Sur le plan anatomopathologique, les tumeurs à HPV semblent plus souvent de type peu différencié (basaloïdes) (5). Toute étude prospective de traitements des cancers des VADS et surtout de l’oropharynx et cavité buccale doit désormais comporter une stratification en fonction du statut HPV. Celui-ci constituera dans les années qui viennent un marqueur préthérapeutique indispensable dans les cancers ORL. Il n’est pas exclu en effet que ces cancers puissent bénéficier de déflation en terme de radiothérapie, à condition que le pronostic n’en soit pas mis en danger. Les vaccins préventifs de l’infection à HPV vont modifier la fréquence des cancers de l’oropharynx. Des vaccins curatifs sont à l’étude.

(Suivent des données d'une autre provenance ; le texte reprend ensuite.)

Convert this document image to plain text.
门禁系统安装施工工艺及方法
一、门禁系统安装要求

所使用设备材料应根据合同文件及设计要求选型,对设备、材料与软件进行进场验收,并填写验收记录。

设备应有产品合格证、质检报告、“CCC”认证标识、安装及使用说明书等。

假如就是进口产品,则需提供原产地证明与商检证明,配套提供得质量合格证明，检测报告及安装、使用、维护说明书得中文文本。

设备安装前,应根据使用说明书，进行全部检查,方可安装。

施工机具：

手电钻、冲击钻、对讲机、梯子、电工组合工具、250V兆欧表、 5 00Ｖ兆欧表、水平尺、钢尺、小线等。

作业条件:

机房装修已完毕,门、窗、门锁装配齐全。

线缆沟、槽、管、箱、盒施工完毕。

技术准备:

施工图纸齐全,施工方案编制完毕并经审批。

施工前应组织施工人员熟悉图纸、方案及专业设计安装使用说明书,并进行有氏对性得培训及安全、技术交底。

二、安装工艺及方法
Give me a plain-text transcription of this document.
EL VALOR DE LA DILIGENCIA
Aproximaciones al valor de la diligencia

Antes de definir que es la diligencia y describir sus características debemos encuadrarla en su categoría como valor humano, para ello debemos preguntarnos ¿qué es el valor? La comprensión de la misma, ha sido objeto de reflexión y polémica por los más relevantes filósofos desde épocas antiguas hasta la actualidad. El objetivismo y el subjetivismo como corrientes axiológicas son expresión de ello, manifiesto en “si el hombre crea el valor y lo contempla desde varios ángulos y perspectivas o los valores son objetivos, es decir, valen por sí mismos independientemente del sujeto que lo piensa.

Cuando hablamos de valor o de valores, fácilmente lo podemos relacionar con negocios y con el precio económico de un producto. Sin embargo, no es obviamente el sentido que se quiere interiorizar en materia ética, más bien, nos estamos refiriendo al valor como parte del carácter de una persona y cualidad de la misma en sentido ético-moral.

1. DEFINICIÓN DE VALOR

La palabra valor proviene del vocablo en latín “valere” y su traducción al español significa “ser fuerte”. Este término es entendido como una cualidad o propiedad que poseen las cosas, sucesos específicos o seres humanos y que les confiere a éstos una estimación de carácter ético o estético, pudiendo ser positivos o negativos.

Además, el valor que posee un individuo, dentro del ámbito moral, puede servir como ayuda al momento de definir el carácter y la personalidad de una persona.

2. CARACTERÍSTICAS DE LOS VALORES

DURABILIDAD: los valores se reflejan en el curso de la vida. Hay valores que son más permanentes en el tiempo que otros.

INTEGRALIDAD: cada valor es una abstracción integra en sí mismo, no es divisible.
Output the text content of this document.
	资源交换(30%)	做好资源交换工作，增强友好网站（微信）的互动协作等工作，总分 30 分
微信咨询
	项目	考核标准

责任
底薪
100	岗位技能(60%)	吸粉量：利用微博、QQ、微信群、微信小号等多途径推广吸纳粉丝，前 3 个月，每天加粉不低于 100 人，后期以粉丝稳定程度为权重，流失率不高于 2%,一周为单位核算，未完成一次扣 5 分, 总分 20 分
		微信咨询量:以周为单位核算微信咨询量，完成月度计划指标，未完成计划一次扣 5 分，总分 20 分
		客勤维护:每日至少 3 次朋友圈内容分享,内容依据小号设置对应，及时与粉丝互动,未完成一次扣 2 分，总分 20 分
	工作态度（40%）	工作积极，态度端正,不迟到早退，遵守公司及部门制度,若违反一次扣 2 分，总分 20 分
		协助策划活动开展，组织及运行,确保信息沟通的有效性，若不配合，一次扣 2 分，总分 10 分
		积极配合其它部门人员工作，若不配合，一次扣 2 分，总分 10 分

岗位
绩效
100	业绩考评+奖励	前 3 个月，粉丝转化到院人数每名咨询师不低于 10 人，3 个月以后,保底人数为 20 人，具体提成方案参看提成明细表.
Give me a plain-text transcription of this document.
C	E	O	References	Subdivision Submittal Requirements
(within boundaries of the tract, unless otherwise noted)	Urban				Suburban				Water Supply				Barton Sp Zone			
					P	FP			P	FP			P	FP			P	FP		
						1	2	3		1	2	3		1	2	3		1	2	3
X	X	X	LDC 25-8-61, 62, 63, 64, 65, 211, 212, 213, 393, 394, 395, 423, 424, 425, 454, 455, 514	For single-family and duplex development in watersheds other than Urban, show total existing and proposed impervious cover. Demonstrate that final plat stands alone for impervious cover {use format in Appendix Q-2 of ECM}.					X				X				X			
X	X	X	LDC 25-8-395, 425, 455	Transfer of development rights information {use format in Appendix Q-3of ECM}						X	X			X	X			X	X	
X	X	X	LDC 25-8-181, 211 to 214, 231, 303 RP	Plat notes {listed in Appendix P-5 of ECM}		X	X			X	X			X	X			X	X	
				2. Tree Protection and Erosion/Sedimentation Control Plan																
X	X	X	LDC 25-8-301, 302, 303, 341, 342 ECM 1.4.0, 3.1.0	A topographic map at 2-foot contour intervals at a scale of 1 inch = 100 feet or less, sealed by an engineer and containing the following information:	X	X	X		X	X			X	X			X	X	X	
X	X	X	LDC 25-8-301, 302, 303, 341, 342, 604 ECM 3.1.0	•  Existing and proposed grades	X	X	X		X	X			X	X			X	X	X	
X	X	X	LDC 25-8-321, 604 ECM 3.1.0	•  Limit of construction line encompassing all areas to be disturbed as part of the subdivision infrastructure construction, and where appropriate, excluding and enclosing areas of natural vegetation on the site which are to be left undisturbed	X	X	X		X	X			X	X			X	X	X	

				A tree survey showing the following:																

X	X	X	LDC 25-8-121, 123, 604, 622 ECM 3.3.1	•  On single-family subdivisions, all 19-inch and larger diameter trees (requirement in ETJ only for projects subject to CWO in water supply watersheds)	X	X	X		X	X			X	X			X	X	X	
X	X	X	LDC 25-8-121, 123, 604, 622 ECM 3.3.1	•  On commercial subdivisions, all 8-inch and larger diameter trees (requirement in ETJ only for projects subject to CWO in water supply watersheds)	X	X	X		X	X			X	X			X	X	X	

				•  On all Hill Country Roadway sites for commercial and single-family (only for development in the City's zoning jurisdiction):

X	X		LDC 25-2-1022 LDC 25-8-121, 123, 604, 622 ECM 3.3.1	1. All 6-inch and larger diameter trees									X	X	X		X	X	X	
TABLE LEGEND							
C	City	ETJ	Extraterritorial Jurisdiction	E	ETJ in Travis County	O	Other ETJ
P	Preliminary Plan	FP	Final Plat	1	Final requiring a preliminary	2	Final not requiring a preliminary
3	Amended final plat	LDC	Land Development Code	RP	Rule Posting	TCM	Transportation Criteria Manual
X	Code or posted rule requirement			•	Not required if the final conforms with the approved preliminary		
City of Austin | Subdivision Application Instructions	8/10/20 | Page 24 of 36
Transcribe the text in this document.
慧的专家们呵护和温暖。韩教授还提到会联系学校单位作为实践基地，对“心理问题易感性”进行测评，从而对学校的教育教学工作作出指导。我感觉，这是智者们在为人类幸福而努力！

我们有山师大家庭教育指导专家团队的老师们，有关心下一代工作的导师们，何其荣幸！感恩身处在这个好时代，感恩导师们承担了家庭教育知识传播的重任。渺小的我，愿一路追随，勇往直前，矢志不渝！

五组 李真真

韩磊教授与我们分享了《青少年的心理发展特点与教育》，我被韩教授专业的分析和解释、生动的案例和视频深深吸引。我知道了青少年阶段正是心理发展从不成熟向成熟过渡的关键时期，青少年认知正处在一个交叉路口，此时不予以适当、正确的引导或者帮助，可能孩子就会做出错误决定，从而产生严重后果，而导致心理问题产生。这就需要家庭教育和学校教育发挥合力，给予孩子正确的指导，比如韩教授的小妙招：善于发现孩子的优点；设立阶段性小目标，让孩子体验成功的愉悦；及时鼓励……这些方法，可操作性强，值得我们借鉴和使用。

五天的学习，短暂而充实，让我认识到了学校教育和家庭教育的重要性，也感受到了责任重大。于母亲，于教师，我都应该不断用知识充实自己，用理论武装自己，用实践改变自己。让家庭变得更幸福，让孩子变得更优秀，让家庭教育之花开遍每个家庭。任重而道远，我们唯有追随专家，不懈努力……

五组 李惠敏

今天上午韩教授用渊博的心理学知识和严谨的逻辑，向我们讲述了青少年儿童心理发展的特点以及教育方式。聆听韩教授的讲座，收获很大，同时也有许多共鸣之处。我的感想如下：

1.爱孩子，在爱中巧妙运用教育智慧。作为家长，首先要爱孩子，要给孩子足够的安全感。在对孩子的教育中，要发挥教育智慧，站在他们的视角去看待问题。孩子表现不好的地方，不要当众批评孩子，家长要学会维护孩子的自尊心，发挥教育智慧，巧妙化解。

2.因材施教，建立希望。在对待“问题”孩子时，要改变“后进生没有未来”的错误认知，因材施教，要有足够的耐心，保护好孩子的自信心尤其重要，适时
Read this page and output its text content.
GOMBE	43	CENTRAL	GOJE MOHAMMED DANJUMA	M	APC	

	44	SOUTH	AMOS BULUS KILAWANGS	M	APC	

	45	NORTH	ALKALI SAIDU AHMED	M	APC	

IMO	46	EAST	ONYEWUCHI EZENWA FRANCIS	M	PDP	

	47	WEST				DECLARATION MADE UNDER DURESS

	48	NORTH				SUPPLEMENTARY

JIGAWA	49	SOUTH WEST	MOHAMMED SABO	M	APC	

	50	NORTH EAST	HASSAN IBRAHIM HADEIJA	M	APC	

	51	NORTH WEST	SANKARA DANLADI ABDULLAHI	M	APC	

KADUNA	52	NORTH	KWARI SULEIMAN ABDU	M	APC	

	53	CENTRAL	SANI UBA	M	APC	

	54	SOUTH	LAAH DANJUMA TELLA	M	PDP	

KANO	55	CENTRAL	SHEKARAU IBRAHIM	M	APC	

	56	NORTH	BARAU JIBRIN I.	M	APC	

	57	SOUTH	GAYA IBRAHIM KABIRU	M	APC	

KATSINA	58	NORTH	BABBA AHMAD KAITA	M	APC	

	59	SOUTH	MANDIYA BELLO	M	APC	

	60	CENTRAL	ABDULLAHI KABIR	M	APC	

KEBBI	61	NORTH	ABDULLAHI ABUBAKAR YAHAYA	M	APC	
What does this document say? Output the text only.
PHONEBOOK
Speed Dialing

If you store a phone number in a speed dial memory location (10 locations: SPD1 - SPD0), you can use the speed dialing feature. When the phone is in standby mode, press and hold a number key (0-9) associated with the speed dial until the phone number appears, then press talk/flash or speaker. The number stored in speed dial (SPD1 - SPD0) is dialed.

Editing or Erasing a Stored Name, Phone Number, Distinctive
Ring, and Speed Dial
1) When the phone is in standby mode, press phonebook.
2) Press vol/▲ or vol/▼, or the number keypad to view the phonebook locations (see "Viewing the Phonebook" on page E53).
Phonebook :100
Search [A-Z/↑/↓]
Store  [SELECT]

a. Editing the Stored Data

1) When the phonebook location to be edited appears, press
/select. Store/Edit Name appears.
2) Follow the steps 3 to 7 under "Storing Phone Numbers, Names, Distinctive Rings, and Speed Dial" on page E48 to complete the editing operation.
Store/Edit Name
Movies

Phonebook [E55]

D’après un entretien avec le Pr Jean Lacau St Guily (hôpital Tenon, Paris)

Références

(1) Syrjanen K et coll. Morphological and immunohistochemical evidence suggesting human papillomavirus (HPV) involvement in oral squamous cell carcinogenesis. Int J Oral surg 1983 ; 12: 418-24.

(2) Chaturvedi AK, et coll. Incidence trends for human papillomavirus-related and -unrelated oral squamous cell carcinomas in the United States. J Clin Oncol 2008 ; 26 (4) 612-9.

(3) Marur S, Forastiere AA. Head and neck cancer : changing epidemiology, diagnosis, and treatment. Mayo Clin Proc 2008 ; 83 (4) : 489-501.

(4) Winer E, et coll. Clinical cancer advances 2008 : major research advances in cancer treatment, prevention, and screening – A report from the American Society of Clinical Oncology. J Clin Oncol 2009 ; 27 (5) : 812-26.

(5) Fakhry C, et coll. Prognostic significance of human papillomavirus (HPV) tumor status for patients with head and neck squamous cell carcinoma (HNSCC) in a prospective, multi-center phase II clinical trial. J Clin Oncol 2007 ; 25 (18S) : 6000.